Jan tinkled a little laugh Flora hadn’t heard before. ‘Oh, it’s hardly difficult, what you’re doing, is it? It’s lovely to welcome all our friends to celebrate our marriage …’
Charlie came up behind Jan, grinning nervously and looking rather sweaty.
‘Oh … yes … Congratulations,’ said Flora. ‘I’m very … I’m really pleased for you.’
Jan tightened her grip on Charlie’s hand proprietorially. ‘Well, of course you would have to say that,’ she said. She looked around. ‘I see the American appears to have left.’
Flora blinked. There were even more people slipping in through the door, including a few disreputable Harbour’s Rest drinkers that she was reasonably certain wouldn’t have received an invitation in a million years. ‘So, anyway … Do you know how many you’re expecting?’
‘Flora,’ said Jan. ‘This celebration is important in our community. It’s important to all of us. Obviously you moved away from the islands.’
And then I moved back, thought Flora mutinously.
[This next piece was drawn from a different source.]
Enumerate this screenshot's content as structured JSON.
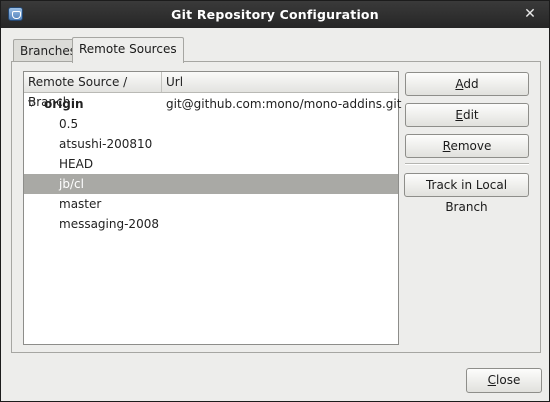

‘But for those of us who’ve always stayed here, who believe in the island as our home … this is an important day for all of us.’
‘So … how many?’
‘Everyone is welcome,’ said Jan. She glanced over at the rapidly diminishing buffet table. The boys were throwing vol-au-vents at each other and crumbs were getting underfoot. ‘Oh dear, it’s looking a little thin.’
And she glided across the floor as if the situation were nothing to do with her.
Flora turned, grabbed Isla and Iona into the kitchen and hooked Fintan, who’d been heading over for a gin and tonic.
‘Everything,’ she hissed. ‘We get everything we’ve got in stock.’
Fintan frowned. ‘Well, she’s not having the ageing range.’
Fintan had started to lay cheese down, like wine, in preparation for the Rock reopening. It was extraordinary stuff, really beautiful, and Flora sometimes wished they could sell it on the open market. It would make a fortune.
‘Anything,’ she repeated. ‘Anything that’s in the freezer, anything lying about, and everyone start baking. The quickest thing – Iona, you do sandwiches. Run down to the Spar.’
She was sad; up until now they’d used the best of everything.
‘Buy up whatever ham they have. All the cucumbers.’
She thought about the local shop’s cucumbers. They could be a little tired, to say the least. Cucumbers had to travel a long way to reach the Northern Isles.
‘Put loads of butter on everything. Oh Christ,’ she moaned. ‘We won’t have time to make any more bread. See what Mrs Laird has.’
The girls, to their credit, worked at lightning speed with what they had. They found every piece of fruitcake – Flora stockpiled them for the kitchen, did them in huge batches. They also found a vast pile of frozen gingerbread Flora had forgotten she had, and ended up microwaving it into a pudding and adding custard. They scraped every crumb out of Annie’s Seaside Kitchen and served it up to an increasingly drunken and demanding crowd, even stooping, eventually, to ransacking Inge-Britt’s stock of crisps simply to give Jan’s guests something to eat.
Finally, after what seemed to Flora about twenty hours of rowdy people and dancers and bar bores and singers, and after the speeches were made, the cake was cut and the free bar was shut, there was not a crumb to be found, and people, sensing the main affair was over, started to drift off.
In the kitchen, the girls were working like Trojans washing up, and Fintan had pitched in like a good one. Flora was flat out, her hair pulled back in a ponytail, sweat on her brow. She looked around. There wasn’t a scrap left; they’d even used the sausages Inge-Britt served in the morning, and the eggs, to make a last-minute frittata they’d cut into slices. There wasn’t a single thing left untouched. The mess, though, was everywhere.